= Ngesh =

Nature spirits in the Kuba region of the Democratic Republic of Congo

In the Kuba region of the Democratic Republic of Congo, the belief in nature spirits, called ngesh or mingeh, is widespread. Ngesh are believed to possess human characteristics, live near water sources in forests or villages, and may be encountered at any time. Community residents know the name of local ngesh and their offspring. Ngesh impose themselves on various human affairs, including the control of harvest and the fertility of women.

Each ngesh is named and distinguished from one another; the Kuba invest each ngesh with its own particular temperament, the likes and dislikes of which set off its volatile nature. The ngesh have their own individual character.

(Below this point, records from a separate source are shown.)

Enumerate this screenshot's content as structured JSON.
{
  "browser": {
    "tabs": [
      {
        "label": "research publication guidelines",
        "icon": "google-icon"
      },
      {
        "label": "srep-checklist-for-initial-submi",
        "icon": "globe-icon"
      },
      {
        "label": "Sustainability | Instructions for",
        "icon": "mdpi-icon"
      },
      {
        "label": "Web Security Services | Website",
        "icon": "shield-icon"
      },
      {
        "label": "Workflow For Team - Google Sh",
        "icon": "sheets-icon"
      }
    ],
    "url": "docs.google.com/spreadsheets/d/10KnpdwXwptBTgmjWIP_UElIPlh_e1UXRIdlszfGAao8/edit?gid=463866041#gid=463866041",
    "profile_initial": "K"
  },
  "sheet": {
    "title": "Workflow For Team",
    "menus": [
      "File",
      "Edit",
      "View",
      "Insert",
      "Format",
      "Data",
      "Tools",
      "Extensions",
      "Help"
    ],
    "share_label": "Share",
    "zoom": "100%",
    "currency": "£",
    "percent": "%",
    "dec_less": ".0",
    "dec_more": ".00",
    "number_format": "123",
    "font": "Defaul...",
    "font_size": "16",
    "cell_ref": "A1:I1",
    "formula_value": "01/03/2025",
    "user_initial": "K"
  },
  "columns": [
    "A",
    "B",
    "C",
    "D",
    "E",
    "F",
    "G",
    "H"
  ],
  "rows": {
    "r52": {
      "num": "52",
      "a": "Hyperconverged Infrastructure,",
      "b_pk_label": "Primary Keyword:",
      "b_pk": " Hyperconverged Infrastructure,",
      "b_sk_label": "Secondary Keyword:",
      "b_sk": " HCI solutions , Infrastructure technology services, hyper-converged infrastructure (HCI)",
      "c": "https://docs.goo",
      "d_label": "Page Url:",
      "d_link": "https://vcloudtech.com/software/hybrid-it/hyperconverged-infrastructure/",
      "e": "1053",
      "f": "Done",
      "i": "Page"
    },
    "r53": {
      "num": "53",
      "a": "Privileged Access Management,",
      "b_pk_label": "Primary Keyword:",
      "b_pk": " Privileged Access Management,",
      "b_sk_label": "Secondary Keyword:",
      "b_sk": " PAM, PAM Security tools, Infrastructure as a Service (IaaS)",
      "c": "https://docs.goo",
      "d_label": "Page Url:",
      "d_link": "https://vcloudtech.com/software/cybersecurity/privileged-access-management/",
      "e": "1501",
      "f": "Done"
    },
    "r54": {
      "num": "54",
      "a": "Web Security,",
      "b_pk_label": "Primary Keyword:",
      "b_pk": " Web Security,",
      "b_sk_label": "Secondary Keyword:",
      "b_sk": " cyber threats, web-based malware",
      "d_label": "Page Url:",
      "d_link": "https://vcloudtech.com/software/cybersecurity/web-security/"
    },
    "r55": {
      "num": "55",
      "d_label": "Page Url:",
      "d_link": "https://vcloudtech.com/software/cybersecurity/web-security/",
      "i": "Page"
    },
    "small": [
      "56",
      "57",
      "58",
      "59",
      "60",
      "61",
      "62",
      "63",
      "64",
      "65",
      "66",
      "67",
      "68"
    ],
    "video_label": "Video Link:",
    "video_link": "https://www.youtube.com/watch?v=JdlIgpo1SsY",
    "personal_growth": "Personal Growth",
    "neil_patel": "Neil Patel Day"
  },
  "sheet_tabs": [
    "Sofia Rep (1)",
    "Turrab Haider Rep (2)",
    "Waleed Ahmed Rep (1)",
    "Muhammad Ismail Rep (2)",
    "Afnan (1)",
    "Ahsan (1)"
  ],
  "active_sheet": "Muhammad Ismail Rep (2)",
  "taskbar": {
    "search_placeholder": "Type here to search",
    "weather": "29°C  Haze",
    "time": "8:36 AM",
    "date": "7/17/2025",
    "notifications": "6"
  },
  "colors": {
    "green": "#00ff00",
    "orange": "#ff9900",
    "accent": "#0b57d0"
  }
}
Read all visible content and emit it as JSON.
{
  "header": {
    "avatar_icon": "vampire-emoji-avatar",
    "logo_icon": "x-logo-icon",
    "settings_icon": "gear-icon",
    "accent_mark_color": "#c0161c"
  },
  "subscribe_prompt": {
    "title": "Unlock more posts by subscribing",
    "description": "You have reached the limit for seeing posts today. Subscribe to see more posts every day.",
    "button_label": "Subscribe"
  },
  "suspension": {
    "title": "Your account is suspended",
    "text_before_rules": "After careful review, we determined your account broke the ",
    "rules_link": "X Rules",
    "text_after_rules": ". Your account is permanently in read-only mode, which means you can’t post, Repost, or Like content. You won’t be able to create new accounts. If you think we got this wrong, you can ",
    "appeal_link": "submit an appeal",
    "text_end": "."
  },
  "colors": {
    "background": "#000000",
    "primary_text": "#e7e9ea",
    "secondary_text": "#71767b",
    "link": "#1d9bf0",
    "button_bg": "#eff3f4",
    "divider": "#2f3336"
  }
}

==Ngesh and Kuba masquerade==
Origin stories for some Kuba masquerade traditions describe how the mask's creator first encountered an ngesh in the forest and, after a period of disorientation, returns home to carve a likeness of the ngesh. While ngesh are rarely represented by figurative sculpture, they are thought to be personified in masquerade figures, which are in turn empowered by these nature spirits.

The potential for masked performers to become aggressive is a fundamental part of Kuba masquerade, and it is a reflection of the influence of the unpredictable nature of ngesh on Kuba masked dancers. The association between ngesh and masquerade is also underscored by the strict rule that forbid spectators from touching the masks or coming to close to a masked dancer.